Scaling workloads often comes with a hefty price tag, especially in streaming environments, where latency is heavily scrutinized. So it makes sense Google want Google pipelines to run without bottlenecks — because costs and latency grow with inefficiencies!
This is especially true for most modern autotuning strategies: whenever there are hot keys or hot workers bottlenecking processing and building up backlogs, data freshness suffers. Apache Kafka is an example of a streaming environment that can create hot spots in the pipeline. An autoscaler may try to compensate after the fact with additional compute units. However, this is not only costly, it’s also slow. An autoscaler only reacts after there’s a backlog of accumulated messages and incurs overhead spinning up new workers.

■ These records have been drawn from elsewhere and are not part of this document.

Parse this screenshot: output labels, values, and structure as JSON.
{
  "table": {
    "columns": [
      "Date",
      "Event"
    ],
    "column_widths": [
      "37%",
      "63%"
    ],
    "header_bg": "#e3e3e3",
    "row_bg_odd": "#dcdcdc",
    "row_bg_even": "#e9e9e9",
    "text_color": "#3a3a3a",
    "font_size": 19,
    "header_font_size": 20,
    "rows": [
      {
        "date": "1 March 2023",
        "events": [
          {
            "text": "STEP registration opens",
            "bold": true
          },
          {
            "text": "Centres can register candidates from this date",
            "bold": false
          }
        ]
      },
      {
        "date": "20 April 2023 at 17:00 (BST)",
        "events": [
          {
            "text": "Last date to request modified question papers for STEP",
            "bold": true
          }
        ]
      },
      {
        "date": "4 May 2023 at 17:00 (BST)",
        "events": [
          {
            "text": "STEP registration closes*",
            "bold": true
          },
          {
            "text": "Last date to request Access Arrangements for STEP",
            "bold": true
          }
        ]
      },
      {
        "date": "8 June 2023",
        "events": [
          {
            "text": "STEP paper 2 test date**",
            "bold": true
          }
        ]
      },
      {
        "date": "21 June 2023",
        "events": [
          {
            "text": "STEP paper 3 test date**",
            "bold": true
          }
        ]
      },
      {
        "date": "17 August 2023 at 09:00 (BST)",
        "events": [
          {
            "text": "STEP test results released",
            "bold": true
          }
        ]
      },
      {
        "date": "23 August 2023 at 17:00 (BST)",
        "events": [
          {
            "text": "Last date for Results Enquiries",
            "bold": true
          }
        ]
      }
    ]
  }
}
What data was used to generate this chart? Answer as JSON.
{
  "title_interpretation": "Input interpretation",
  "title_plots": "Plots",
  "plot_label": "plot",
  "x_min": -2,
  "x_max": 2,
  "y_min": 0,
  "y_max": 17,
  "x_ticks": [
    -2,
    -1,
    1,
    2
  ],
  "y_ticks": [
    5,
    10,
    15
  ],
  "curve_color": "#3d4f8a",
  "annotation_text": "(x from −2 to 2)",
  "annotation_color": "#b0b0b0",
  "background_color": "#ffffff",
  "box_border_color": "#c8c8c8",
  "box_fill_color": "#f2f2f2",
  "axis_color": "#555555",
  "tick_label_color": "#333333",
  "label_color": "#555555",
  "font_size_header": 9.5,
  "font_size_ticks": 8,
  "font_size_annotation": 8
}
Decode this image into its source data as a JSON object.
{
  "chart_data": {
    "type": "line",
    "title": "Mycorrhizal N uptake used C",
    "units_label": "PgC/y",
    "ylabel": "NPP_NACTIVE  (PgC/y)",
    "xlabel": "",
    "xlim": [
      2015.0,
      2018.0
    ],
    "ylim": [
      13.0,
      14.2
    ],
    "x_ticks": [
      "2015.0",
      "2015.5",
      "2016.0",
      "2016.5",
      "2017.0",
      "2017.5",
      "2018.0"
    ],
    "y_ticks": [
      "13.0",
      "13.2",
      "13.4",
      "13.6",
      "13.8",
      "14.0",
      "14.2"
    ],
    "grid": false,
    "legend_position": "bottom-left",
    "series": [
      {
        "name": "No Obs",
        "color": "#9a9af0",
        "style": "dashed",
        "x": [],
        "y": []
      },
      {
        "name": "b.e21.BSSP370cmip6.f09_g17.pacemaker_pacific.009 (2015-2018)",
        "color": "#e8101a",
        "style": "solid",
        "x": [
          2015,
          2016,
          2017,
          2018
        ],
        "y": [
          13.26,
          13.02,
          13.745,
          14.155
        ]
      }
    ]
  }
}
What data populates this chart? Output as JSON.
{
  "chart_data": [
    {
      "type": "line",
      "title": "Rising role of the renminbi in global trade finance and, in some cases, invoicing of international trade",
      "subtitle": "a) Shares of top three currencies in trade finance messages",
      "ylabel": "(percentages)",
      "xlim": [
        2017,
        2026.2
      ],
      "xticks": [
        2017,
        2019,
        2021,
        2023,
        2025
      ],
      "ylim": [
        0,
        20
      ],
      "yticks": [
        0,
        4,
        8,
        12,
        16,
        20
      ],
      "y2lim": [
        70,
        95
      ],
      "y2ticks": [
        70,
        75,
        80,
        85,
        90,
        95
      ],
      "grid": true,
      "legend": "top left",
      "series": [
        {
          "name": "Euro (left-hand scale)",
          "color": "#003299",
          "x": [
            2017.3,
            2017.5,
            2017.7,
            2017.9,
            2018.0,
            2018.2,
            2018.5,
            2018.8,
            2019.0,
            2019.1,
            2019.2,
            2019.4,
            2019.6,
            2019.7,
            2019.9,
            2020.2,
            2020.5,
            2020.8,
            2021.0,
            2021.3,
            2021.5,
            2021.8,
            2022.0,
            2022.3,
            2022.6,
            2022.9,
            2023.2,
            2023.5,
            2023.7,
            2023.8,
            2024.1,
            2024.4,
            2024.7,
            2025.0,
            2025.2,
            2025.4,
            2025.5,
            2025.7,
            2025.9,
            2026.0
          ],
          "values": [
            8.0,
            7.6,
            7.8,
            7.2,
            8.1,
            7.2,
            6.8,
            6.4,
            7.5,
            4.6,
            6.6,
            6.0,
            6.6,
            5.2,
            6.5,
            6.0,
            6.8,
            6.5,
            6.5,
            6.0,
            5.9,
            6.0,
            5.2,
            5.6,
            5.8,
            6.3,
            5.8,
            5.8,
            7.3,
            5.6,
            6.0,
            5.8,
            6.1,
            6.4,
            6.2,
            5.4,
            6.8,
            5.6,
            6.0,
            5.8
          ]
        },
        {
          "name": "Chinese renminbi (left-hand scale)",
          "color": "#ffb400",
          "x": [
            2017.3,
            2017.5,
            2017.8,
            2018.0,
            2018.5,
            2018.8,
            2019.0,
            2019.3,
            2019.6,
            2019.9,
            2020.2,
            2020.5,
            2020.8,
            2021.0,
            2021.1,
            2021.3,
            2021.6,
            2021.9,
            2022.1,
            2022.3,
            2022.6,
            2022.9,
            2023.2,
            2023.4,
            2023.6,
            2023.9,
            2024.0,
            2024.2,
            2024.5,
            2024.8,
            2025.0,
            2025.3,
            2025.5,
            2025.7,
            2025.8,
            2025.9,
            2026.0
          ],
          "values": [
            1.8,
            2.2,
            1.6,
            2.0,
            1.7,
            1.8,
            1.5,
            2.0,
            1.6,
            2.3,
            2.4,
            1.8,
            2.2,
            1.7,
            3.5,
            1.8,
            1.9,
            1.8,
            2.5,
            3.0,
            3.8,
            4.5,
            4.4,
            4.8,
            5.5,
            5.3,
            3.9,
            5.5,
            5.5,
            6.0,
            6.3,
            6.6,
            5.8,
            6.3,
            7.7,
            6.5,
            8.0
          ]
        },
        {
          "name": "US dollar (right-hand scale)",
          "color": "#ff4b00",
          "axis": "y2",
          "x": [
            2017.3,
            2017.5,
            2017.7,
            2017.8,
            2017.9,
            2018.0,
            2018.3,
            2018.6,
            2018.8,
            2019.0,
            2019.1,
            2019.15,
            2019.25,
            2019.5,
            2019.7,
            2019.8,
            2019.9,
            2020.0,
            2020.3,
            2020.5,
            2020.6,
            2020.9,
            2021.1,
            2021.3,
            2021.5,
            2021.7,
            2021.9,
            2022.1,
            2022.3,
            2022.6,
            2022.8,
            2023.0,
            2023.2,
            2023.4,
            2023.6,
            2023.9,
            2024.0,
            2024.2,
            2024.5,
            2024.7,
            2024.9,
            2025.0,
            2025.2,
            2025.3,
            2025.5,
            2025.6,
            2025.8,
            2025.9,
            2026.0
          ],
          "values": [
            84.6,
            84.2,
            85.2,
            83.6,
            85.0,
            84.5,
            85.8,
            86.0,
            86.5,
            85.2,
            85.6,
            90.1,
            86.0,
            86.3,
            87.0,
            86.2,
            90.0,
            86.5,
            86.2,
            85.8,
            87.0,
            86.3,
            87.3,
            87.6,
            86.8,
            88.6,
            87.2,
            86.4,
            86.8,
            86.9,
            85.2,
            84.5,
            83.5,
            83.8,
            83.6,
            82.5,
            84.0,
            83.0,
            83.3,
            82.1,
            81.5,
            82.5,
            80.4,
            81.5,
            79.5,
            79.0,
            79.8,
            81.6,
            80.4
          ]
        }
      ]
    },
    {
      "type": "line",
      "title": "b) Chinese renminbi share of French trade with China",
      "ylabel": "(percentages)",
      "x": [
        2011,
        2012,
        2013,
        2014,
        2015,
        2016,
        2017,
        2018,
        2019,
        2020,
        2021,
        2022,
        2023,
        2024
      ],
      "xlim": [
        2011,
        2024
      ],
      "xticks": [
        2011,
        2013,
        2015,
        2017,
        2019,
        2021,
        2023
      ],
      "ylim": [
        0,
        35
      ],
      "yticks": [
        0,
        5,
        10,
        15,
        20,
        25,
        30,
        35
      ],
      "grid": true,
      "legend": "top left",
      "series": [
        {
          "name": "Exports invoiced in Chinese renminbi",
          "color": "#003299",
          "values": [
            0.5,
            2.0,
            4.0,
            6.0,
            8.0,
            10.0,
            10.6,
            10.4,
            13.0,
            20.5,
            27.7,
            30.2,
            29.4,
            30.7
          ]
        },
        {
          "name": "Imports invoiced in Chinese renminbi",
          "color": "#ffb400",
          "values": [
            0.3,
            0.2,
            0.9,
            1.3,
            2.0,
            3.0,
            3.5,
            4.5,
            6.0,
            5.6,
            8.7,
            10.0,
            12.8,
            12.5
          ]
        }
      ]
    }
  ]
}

To help, Google recently introduced load balancing in Dataflow to help with source reads. By better distributing workloads and proactively relieving overwhelmed workers with load balancing, Google are able to push more data with less resources and lower latencies.
Real user gains
The following are production pipelines from top Dataflow customers that have benefitted from the load balancing rollout.
Case 1 – Load balancing reduced user-worker scaling events and allowed the pipeline to operate with better performance with fewer workers. (75% lower workers resulted in a daily cost reduction of 64% in Google Compute Engine, and the backlog dropped from ~1min to ~10s)
dataflow.googleapis.com/job/active_worker_instances
Work was offloaded to idle workers, for a jump in CPU utilization in 10th percentile
compute.googleapis.com/instance/cpu/utilization
Case 2 – Load balancing made it possible to scale with the input rate instead of stuck at maximum number of workers because of the high backlog. (57% lower worker on the same input rate resulted in a monthly cost reduction of 37% in Compute Engine, and peak backlog dropped from ~4.5 days to ~5.2 hours)
Note: Each color represents a single worker and its assigned workload, not yet available externally
Case 3 – Load Balancing allowed for +27% increased throughput with reduced backlog of ~1 day for the same number of workers.
dataflow.googleapis.com/job/estimated_bytes_produced_count
Load balancing at work
When a pipeline starts up, Dataflow doesn’t know in advance the amount of data coming in on any particular data source. In fact, it can change throughout the life of the pipeline. Therefore, when there are multiple topics involved, you may end up in the following situation:
If worker 1 is unable to keep up with the 30 MB/s load, then you will need to bring up a third worker to handle topic 2. You can achieve a better solution with load balancing: rebalance and let the pipeline keep up with just two workers.
With load balancing enabled, work is automatically and intelligently distributed by looking at the live input rate of each topic, preventing hot workers from bottlenecking the entire pipeline. This extends beyond unbalanced topics; it can also find per-key-level imbalances and redistribute keys among workers*, achieving balance at the core.